More importantly, patients with the c.89_92dup variant seemed to be insensitive to statin therapy. Here, the proband’s LDL cholesterol level decreased by only 15% after two years of treatment with 20 mg atorvastatin plus 10 mg ezetimibe. This observation further showed that the duplication variant significantly impaired LDLR function, resulting in an ineffective reduction in circulating cholesterol levels despite inhibiting cholesterol synthesis and absorption. However, the proband responded well to a PCSK9 inhibitor. When taken with statins and ezetimibe, coadministration of a PCSK9 inhibitor reduced the patient’s LDL cholesterol level by up to 90%. Because a heterozygous FH individual has the homologous wild-type LDLR gene, a PCSK9 inhibitor increases LDLR abundance on the surface of hepatocytes, thus enhancing its ability to clear LDL cholesterol [29, 30]. Therefore, PCSK9 inhibitors are recommended for lipid-lowering therapy in patients carrying the LDLR c.89_92dup variant at an early stage.

Strengths and limitations of the study

Using WES and variant segregation analysis, a frameshift variant, c.89_92dup, was identified as a novel pathogenic variant for severe FH with a poor response to statin therapy. This finding contributes to the clinical diagnosis and treatment of FH patients.

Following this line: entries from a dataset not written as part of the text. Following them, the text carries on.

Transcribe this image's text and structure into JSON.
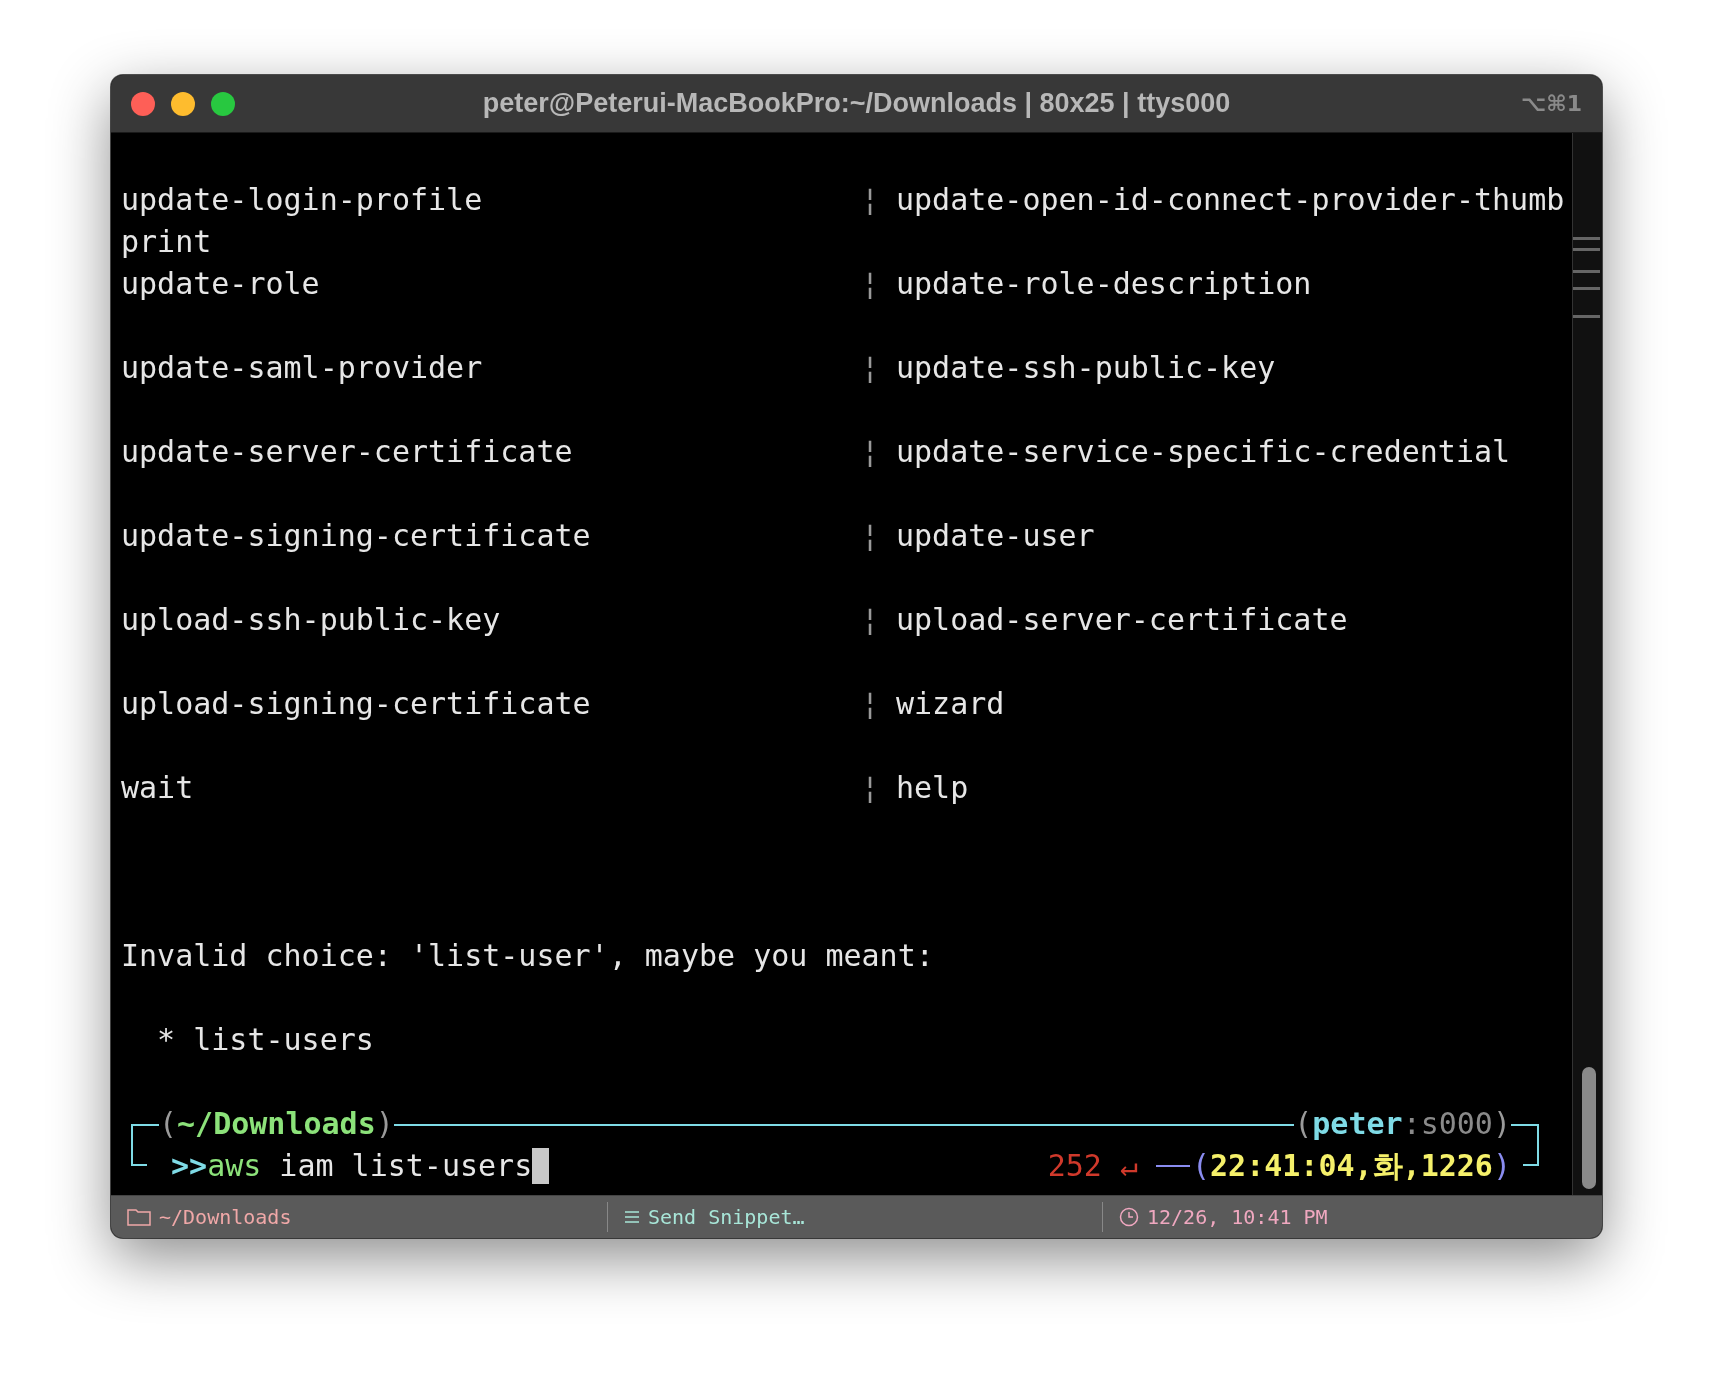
{
  "window": {
    "title": "peter@Peterui-MacBookPro:~/Downloads | 80x25 | ttys000",
    "shortcut": "⌥⌘1"
  },
  "lines": [
    {
      "kind": "pair",
      "left": "update-login-profile",
      "separator": "¦",
      "right": "update-open-id-connect-provider-thumb"
    },
    {
      "kind": "text",
      "text": "print"
    },
    {
      "kind": "pair",
      "left": "update-role",
      "separator": "¦",
      "right": "update-role-description"
    },
    {
      "kind": "blank"
    },
    {
      "kind": "pair",
      "left": "update-saml-provider",
      "separator": "¦",
      "right": "update-ssh-public-key"
    },
    {
      "kind": "blank"
    },
    {
      "kind": "pair",
      "left": "update-server-certificate",
      "separator": "¦",
      "right": "update-service-specific-credential"
    },
    {
      "kind": "blank"
    },
    {
      "kind": "pair",
      "left": "update-signing-certificate",
      "separator": "¦",
      "right": "update-user"
    },
    {
      "kind": "blank"
    },
    {
      "kind": "pair",
      "left": "upload-ssh-public-key",
      "separator": "¦",
      "right": "upload-server-certificate"
    },
    {
      "kind": "blank"
    },
    {
      "kind": "pair",
      "left": "upload-signing-certificate",
      "separator": "¦",
      "right": "wizard"
    },
    {
      "kind": "blank"
    },
    {
      "kind": "pair",
      "left": "wait",
      "separator": "¦",
      "right": "help"
    },
    {
      "kind": "blank"
    },
    {
      "kind": "blank"
    },
    {
      "kind": "blank"
    },
    {
      "kind": "text",
      "text": "Invalid choice: 'list-user', maybe you meant:"
    },
    {
      "kind": "blank"
    },
    {
      "kind": "text",
      "text": "  * list-users"
    },
    {
      "kind": "blank"
    }
  ],
  "prompt": {
    "open": "(",
    "cwd": "~/Downloads",
    "close": ")",
    "user": "peter",
    "colon": ":",
    "session": "s000",
    "marker": ">>",
    "command": "aws",
    "args": " iam list-users",
    "exit_code": "252",
    "return_symbol": "↵",
    "clock": "22:41:04,화,1226"
  },
  "status_bar": [
    {
      "kind": "folder",
      "text": "~/Downloads"
    },
    {
      "kind": "snippet",
      "text": "Send Snippet…"
    },
    {
      "kind": "clock",
      "text": "12/26, 10:41 PM"
    }
  ]
}
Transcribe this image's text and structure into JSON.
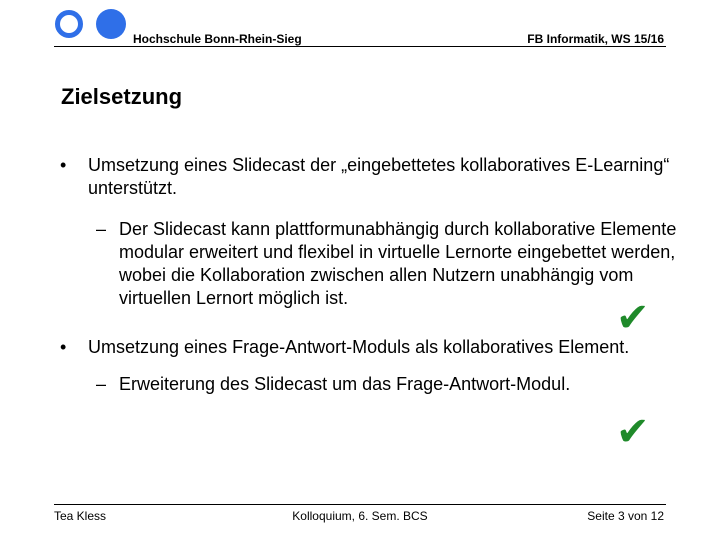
{
  "header": {
    "institution": "Hochschule Bonn-Rhein-Sieg",
    "department": "FB Informatik, WS 15/16"
  },
  "colors": {
    "logo": "#2f6fe8",
    "check": "#1f8a2a"
  },
  "slide": {
    "title": "Zielsetzung",
    "bullets": [
      {
        "marker": "•",
        "text": "Umsetzung eines Slidecast der „eingebettetes kollaboratives E-Learning“ unterstützt.",
        "sub": {
          "marker": "–",
          "text": "Der Slidecast kann plattformunabhängig durch kollaborative Elemente modular erweitert und flexibel in virtuelle Lernorte eingebettet werden, wobei die Kollaboration zwischen allen Nutzern unabhängig vom virtuellen Lernort möglich ist."
        },
        "check_icon": "✔"
      },
      {
        "marker": "•",
        "text": "Umsetzung eines Frage-Antwort-Moduls als kollaboratives Element.",
        "sub": {
          "marker": "–",
          "text": "Erweiterung des Slidecast um das Frage-Antwort-Modul."
        },
        "check_icon": "✔"
      }
    ]
  },
  "footer": {
    "author": "Tea Kless",
    "event": "Kolloquium, 6. Sem. BCS",
    "page": "Seite 3 von 12"
  }
}
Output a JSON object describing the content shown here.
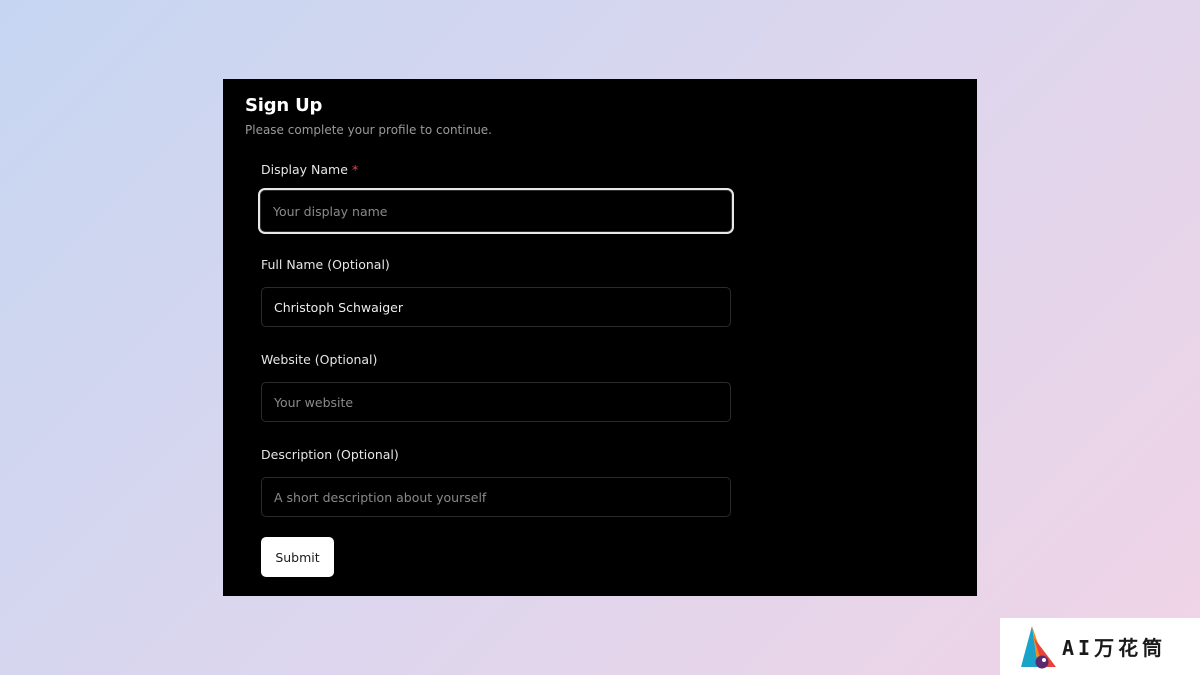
{
  "form": {
    "title": "Sign Up",
    "subtitle": "Please complete your profile to continue.",
    "display_name": {
      "label": "Display Name",
      "required_marker": "*",
      "value": "",
      "placeholder": "Your display name"
    },
    "full_name": {
      "label": "Full Name (Optional)",
      "value": "Christoph Schwaiger",
      "placeholder": ""
    },
    "website": {
      "label": "Website (Optional)",
      "value": "",
      "placeholder": "Your website"
    },
    "description": {
      "label": "Description (Optional)",
      "value": "",
      "placeholder": "A short description about yourself"
    },
    "submit_label": "Submit"
  },
  "watermark": {
    "text": "AI万花筒",
    "logo_icon": "kaleidoscope-logo-icon"
  },
  "colors": {
    "card_background": "#000000",
    "required_marker": "#e5484d",
    "button_background": "#ffffff",
    "input_border": "#2b2b2b",
    "focus_ring": "#e8e8e8"
  }
}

Further molecular testing of the residual activity of this LDLR variant could provide valuable insights into its biological functions.

Conclusions

The current study identified a novel pathogenic LDLR variant, c.89_92dup, associated with severe FH clinical manifestations and statin therapy resistance. This study expands the spectrum of FH-causing variants and provides assistance for disease screening and individualized treatment. For optimal management, FH patients with the c.89_92dup variant should receive PCSK9 inhibitors in a timely manner.